Appeals can be brought internally or to the Workplace Relations Commission (WRC) or both.

However, Dr Bambrick said appeals to the WRC could only be brought on procedural grounds and that employers had too much time – three months – to consider a request for remote working.

“There are no parts of the legislation where the needs of the employee are taken into account,” she said.

Despite this, she said unions were “cautiously optimistic” that “significant improvements” could be made to the draft legislation.

Ciaran Rohan, general secretary of the Association of Higher Civil and Public Servants, which represents 3,500 senior civil servants and public service managers, said he shared the concerns of Congress.

“There is too much of an opportunity to say no but it’s probably the case that that will be a bigger issue outside the public service,” he said.

“The policy is coming from the Government, so it would be unusual for the Government to turn around to its own employees and say ‘It’s not for you’, or make it difficult to have it.”

‘Horrendous commutes’

Having spoken with secretaries general of government departments, Mr Rohan predicts a "seismic" change in the way Ireland works in future, reducing often "horrendous commutes" for many workers.

He estimated that about 60-70 per cent of senior public and civil servants would opt for a blended model, splitting work between the home and office.

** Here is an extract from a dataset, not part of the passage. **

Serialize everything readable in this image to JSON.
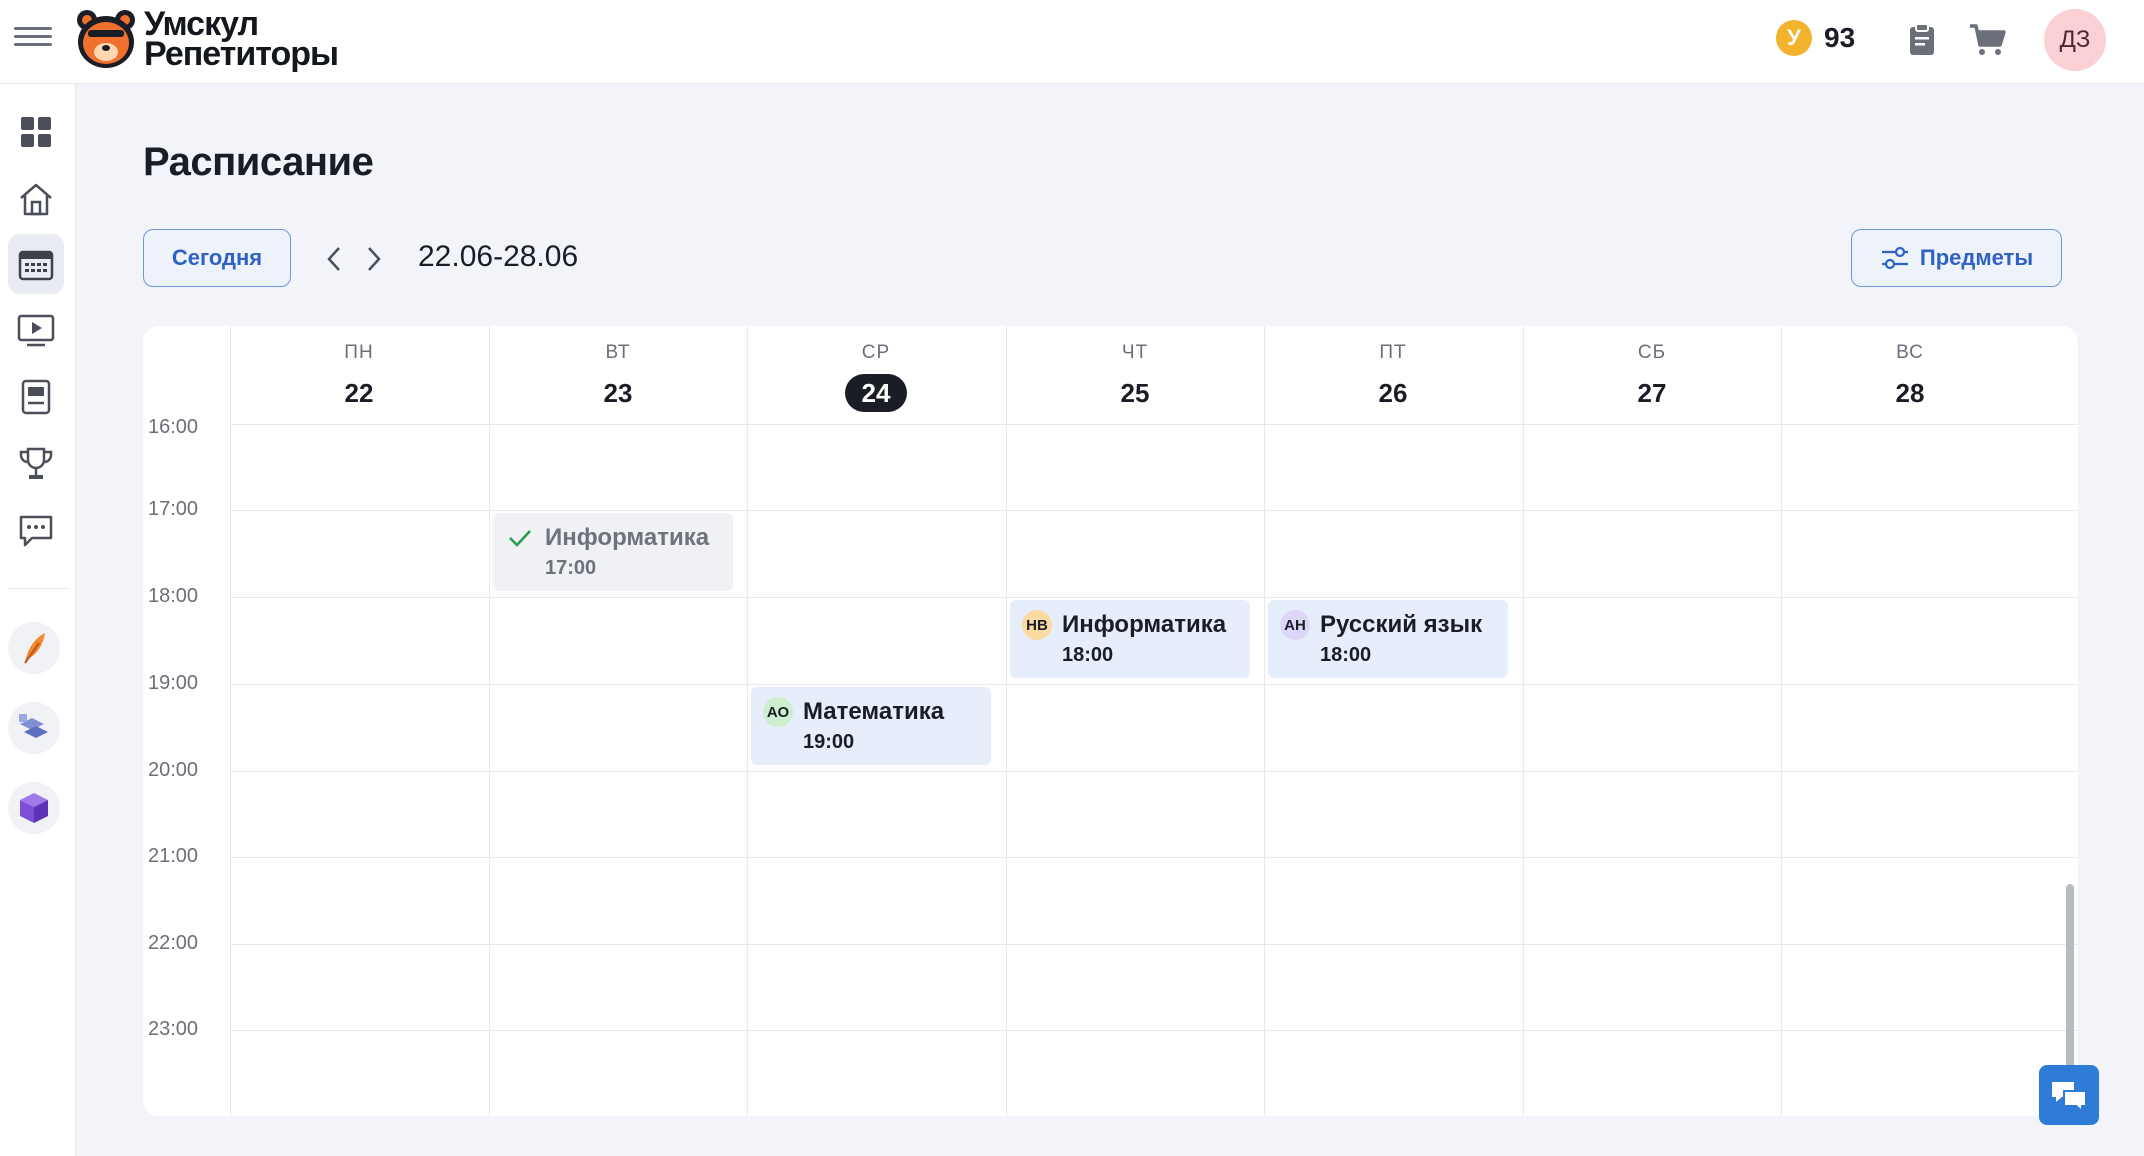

With fewer people going in to work on any given day, Mr Rohan predicted that the public sector would need only about 40 per cent of the office space compared with pre-pandemic needs.

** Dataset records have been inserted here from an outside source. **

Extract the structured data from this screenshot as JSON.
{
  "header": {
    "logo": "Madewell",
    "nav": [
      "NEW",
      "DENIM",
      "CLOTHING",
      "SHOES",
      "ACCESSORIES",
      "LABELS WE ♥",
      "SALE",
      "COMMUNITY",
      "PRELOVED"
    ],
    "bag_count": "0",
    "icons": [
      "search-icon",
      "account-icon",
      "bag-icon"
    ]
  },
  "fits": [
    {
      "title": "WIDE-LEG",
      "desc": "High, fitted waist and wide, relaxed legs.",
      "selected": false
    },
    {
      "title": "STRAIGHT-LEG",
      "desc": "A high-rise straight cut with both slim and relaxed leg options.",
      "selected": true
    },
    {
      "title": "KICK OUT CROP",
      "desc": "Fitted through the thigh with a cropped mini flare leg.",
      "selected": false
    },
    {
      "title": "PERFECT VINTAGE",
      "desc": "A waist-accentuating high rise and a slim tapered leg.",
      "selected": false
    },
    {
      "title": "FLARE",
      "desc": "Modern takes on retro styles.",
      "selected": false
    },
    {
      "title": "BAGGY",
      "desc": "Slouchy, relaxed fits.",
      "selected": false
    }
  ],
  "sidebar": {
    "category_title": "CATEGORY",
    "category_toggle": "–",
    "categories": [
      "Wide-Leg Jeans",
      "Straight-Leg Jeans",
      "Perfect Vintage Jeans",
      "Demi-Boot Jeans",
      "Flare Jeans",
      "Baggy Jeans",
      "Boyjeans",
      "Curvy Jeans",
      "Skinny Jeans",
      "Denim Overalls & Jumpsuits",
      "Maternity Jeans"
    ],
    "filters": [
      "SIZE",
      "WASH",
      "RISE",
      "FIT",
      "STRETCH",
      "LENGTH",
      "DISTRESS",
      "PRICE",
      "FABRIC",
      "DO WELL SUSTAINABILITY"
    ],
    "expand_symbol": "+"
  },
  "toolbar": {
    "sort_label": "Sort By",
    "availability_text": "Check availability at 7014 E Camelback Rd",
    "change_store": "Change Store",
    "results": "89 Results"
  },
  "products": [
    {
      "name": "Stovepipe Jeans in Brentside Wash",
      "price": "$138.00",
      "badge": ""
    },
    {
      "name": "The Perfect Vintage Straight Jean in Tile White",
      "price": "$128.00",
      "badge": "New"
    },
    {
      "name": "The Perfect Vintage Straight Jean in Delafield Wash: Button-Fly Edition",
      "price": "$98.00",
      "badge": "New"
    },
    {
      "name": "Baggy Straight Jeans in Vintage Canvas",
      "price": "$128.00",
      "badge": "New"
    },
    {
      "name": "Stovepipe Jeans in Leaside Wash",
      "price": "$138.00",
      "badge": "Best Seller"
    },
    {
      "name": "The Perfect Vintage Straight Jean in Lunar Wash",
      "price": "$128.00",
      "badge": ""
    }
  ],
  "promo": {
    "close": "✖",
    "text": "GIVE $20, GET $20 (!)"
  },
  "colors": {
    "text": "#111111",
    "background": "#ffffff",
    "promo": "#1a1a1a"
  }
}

“That means huge efficiencies for the Government,” he said. “The biggest client for commercial property in Dublin is the Office of Public Works. They won’t need as many buildings and as leases come up for buildings, they probably won’t renew them.”

Maurice Quinlivan, chairman of the joint Oireachtas committee on Enterprise, Trade and Employment , which will quiz department officials on Wednesday, also cautioned there were "huge concerns about clauses that allow employers to refuse the right to work from home".

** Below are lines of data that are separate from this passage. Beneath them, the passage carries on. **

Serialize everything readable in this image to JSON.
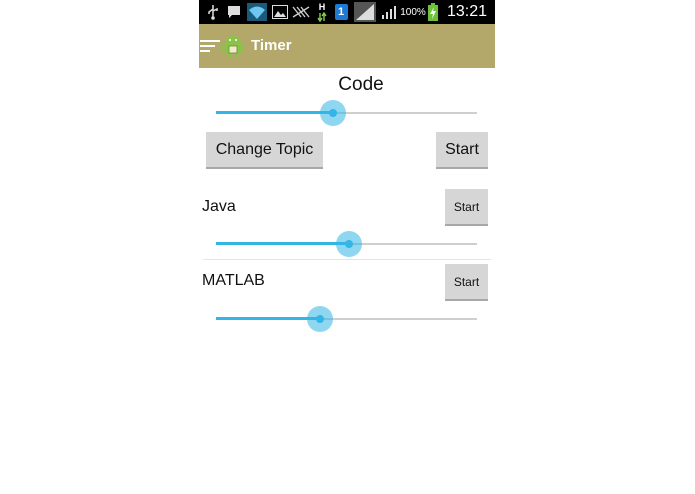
{
  "status_bar": {
    "h_indicator": "H",
    "notification_count": "1",
    "battery_percent": "100%",
    "time": "13:21",
    "icons": [
      "usb-icon",
      "chat-icon",
      "wifi-icon",
      "image-icon",
      "no-sim-icon",
      "data-activity-icon",
      "notification-badge-icon",
      "signal-icon",
      "signal-icon-2",
      "battery-charging-icon"
    ]
  },
  "action_bar": {
    "title": "Timer",
    "color": "#b3a76a"
  },
  "main_timer": {
    "label": "Code",
    "slider_level": 0.45,
    "change_topic_label": "Change Topic",
    "start_label": "Start"
  },
  "topics": [
    {
      "name": "Java",
      "start_label": "Start",
      "slider_level": 0.51
    },
    {
      "name": "MATLAB",
      "start_label": "Start",
      "slider_level": 0.4
    }
  ],
  "colors": {
    "accent": "#33b5e5",
    "button": "#d6d6d6"
  }
}
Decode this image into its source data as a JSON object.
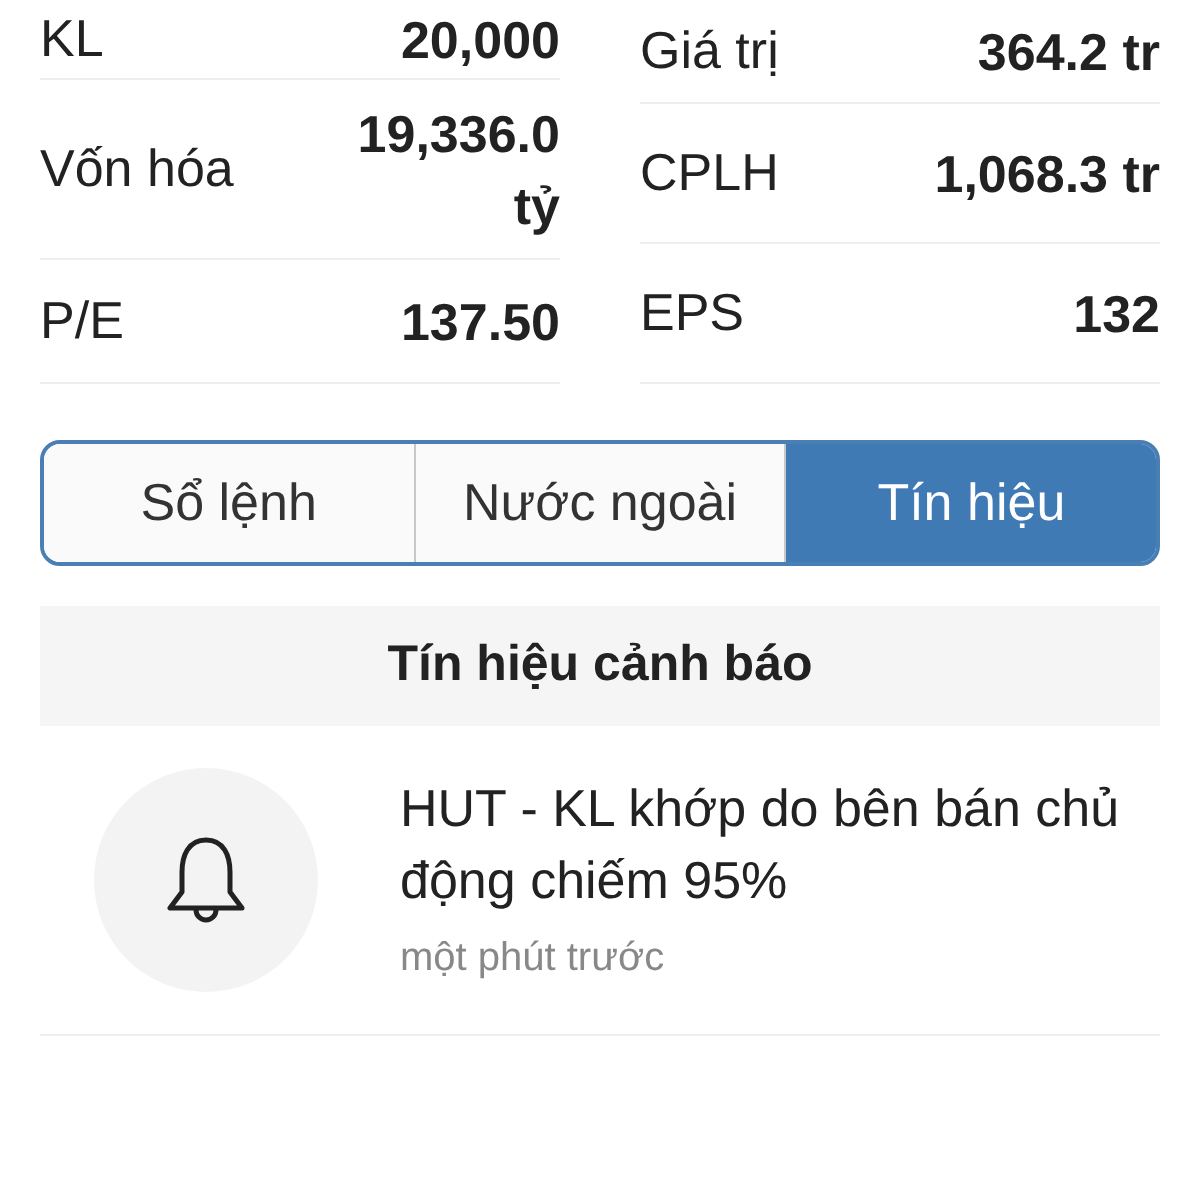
{
  "stats_left": [
    {
      "label": "KL",
      "value": "20,000"
    },
    {
      "label": "Vốn hóa",
      "value": "19,336.0 tỷ"
    },
    {
      "label": "P/E",
      "value": "137.50"
    }
  ],
  "stats_right": [
    {
      "label": "Giá trị",
      "value": "364.2 tr"
    },
    {
      "label": "CPLH",
      "value": "1,068.3 tr"
    },
    {
      "label": "EPS",
      "value": "132"
    }
  ],
  "tabs": [
    {
      "label": "Sổ lệnh",
      "selected": false
    },
    {
      "label": "Nước ngoài",
      "selected": false
    },
    {
      "label": "Tín hiệu",
      "selected": true
    }
  ],
  "section_title": "Tín hiệu cảnh báo",
  "alerts": [
    {
      "message": "HUT - KL khớp do bên bán chủ động chiếm 95%",
      "time": "một phút trước"
    }
  ]
}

Mr Varadkar’s announcement of at least 13 grounds for refusal had sown “angst and confusion among workers”, he said.

“I firmly believe workers are more productive with hybrid arrangements, so employers shouldn’t be allowed to refuse that unless they have a really good reason,” he said. “Productivity has improved, it allows a better quality of life, and it deals with the climate issue, with reduced transport emissions.”

Mr Varadkar has said he is open to amendments to the Bill and would take suggested changes seriously. The Government hopes to have the legislation enacted by the summer.

Mr Varadkar said in a statement: “I want workers to be able to work from home or remotely or hybrid if they want to. So long as the business get done and services are provided, employers should facilitate it. That’s the Government’s objective with this new law, and with all the other things we’re doing, such as investing in remote working hubs across the country and giving workers the right to disconnect.

“We’ve published the General Scheme of the Bill. There’s still a way to go before it becomes law and I have said throughout that I am open to hearing realistic ways we can strengthen it. We are creating a new employee right and it has to be done carefully.

“Opposition calls for an automatic right to remote working are not realistic. There are some jobs, such as bus drivers, waste management workers, doctors, nurses, etc which simply can’t be done remotely. However, if the work can be done remotely and employees want to do so, they should be allowed to.

“There will be a right of appeal through the WRC and it will be necessary to give a solid reason that stands up, it won’t be just a procedure right, it won’t be just enough to just give a reason, that reason will have stack up and be solid.”